Center effect on large B-cell lymphoma outcome in frontline prospective Phase II and III trials : A lysa study Free

Introduction. A growing body of evidence from both solid and hematologic malignancies has demonstrated a significant center effect on treatment outcomes, observed in both real-world settings and clinical trials. This phenomenon may be driven by a combination of patient-level and center-level factors. Key contributors include treatment center volume, geographic location, socioeconomic context, and institutional expertise. While prospective phase II and III trials attempt to mitigate such disparities through strict inclusion/exclusion criteria and stratification based on geographic region or prognostic factors such as International Prognostic Index (IPI), residual center effect may still influence trial outcomes. In this study, we examine the impact of center effect on treatment outcomes among patients with newly diagnosed large B-cell lymphoma treated with frontline immunochemotherapy across consecutive LYSA clinical trials.

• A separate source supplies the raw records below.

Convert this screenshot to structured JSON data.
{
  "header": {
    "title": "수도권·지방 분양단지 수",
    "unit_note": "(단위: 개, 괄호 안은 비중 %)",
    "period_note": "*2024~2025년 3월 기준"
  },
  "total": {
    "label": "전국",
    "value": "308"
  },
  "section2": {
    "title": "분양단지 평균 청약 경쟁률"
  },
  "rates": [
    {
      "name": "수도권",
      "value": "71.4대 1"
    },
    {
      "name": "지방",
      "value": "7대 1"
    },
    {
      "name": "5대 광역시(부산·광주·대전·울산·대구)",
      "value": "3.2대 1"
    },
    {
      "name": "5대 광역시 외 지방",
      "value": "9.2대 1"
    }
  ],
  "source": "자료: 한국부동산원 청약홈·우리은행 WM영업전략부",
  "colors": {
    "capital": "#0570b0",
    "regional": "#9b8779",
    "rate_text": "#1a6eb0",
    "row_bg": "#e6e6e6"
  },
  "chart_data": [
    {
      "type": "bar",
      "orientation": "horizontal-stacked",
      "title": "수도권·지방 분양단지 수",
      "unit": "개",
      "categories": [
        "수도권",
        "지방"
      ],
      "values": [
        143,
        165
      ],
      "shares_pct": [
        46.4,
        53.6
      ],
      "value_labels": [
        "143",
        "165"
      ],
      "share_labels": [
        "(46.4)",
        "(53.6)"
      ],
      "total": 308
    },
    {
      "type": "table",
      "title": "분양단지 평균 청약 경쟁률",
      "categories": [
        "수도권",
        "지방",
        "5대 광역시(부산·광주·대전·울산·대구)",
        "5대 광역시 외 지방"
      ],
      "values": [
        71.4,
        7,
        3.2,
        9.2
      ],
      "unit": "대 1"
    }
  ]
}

Patients and Methods. A total of 3,149 patients enrolled in 11 consecutive prospective LYSA trials (LNH01-5B, LNH03-2B, LNH03-39B, LNH03-3B, LNH03-6B, LNH03-7B, LNH07-3B, LNH09-1B, LNH09-7B, REMARC, and GAINED) were included in the analysis. To assess the impact of center effect on treatment outcomes, specifically progression-free survival (PFS) and overall survival (OS), we employed a mixed-effects (frailty) model, incorporating treatment center as a random effect. The model was adjusted for relevant fixed effects including age, sex, IPI, and trial cohort. Empirical Bayes Estimates (EBEs) of the random center effect were calculated to quantify the correlation between individual centers and outcomes. Centers were then dichotomized: centers with EBEs below zero (the assumed mean value of the random effect distribution) were associated with longer PFS, while those above were associated with shorter PFS.

Results. Age, sex, IPI, and trial cohort were all significantly associated with both PFS and OS. Incorporating a random center effect significantly improved the model fit compared to a fixed-effect model without center adjustment (P=9×10^-14 for PFS; P=2×10^-7 for OS), indicating that despite strict eligibility criteria, trial stratification, and multivariable adjustment for potential confounders, a highly significant residual center effect on outcomes remained.

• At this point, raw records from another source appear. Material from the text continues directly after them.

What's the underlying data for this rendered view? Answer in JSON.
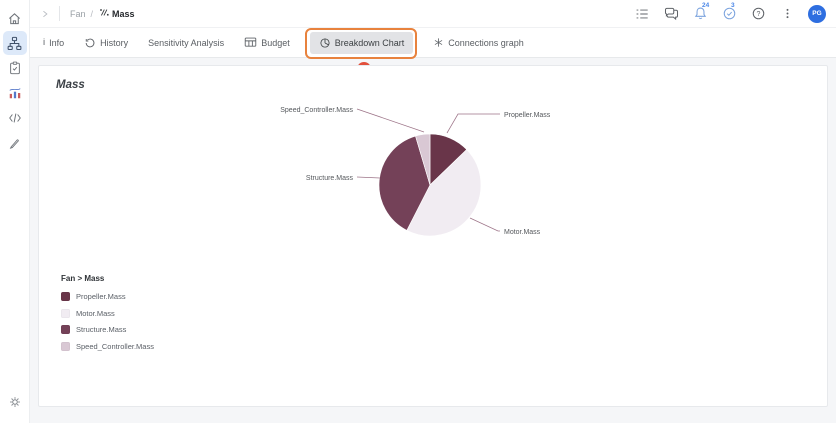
{
  "topbar": {
    "breadcrumb": {
      "project": "Fan",
      "separator": "/",
      "item": "Mass"
    },
    "badges": {
      "notifications": "24",
      "tasks": "3"
    },
    "avatar_initials": "PG"
  },
  "sidebar": {
    "items": [
      {
        "name": "home"
      },
      {
        "name": "model-tree",
        "selected": true
      },
      {
        "name": "requirements"
      },
      {
        "name": "analyses"
      },
      {
        "name": "scripting"
      },
      {
        "name": "edit"
      },
      {
        "name": "settings"
      }
    ]
  },
  "tabs": [
    {
      "label": "Info"
    },
    {
      "label": "History"
    },
    {
      "label": "Sensitivity Analysis"
    },
    {
      "label": "Budget"
    },
    {
      "label": "Breakdown Chart",
      "selected": true,
      "highlighted": true
    },
    {
      "label": "Connections graph"
    }
  ],
  "annotation": {
    "step": "1"
  },
  "content": {
    "title": "Mass"
  },
  "chart_data": {
    "type": "pie",
    "title": "Mass",
    "legend_title": "Fan > Mass",
    "slices": [
      {
        "label": "Propeller.Mass",
        "value": 12.8,
        "color": "#693549"
      },
      {
        "label": "Motor.Mass",
        "value": 44.7,
        "color": "#f1ecf2"
      },
      {
        "label": "Structure.Mass",
        "value": 37.9,
        "color": "#744158"
      },
      {
        "label": "Speed_Controller.Mass",
        "value": 4.6,
        "color": "#d9c8d4"
      }
    ],
    "start_angle_deg": -90,
    "direction": "clockwise",
    "legend_position": "bottom-left",
    "data_labels": "callout-lines"
  },
  "colors": {
    "highlight_ring": "#e8823d",
    "step_badge": "#e2503c",
    "accent_blue": "#2e6ee0",
    "icon_blue": "#7ba3de"
  }
}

To explore potential explanations for this effect, we evaluated imbalances in both patient-level and center-level characteristics. Patients treated in centers associated with longer PFS were significantly more likely to be treated in tertiary care institutions rather than secondary care centers (P<1×10^-5), and in geographic areas not considered medical deserts (P<1×10^-3).

Importantly, the diagnosis-to-treatment interval (DTI) —a known prognostic factor correlated with disease severity and a potential confounder— was not longer in centers associated with better PFS (median DTI was 0.76 months versus 0.89 months in centers with longer PFS versus those with shorter PFS, respectively), suggesting that earlier treatment initiation did not account for the observed center effect.

The center effect remained consistent when analyzing disease progression and non-relapse mortality as competing events, suggesting that both contributed to disparities in PFS outcomes between centers.

Finally, when PFS was included as a time-dependent covariate in the mixed-effects model for OS, the center effect was greatly reduced but remained statistically significant, indicating that part of the center-related disparity in OS persists even after relapse or progression (P=3×10^-4).

Conclusion. These findings suggest that, despite rigorous inclusion/exclusion criteria and statistical stratification, a significant and underrecognized center effect persists in large B-cell lymphoma trials. Imbalances in the type of treatment center across study arms may introduce unintentional bias, potentially confounding trial outcomes. To mitigate this risk, future trials should consider incorporating randomization stratified not only by traditional prognostic factors such as IPI and geographic region, but also by type of treatment center (e.g., tertiary vs. secondary care) aggregating unmeasured confounders like socioeconomic determinants, primary care access in larger cities, or opportunity to enter early-phase trial at relapse. Such measures could help minimize the impact of center-related variability on key efficacy endpoints.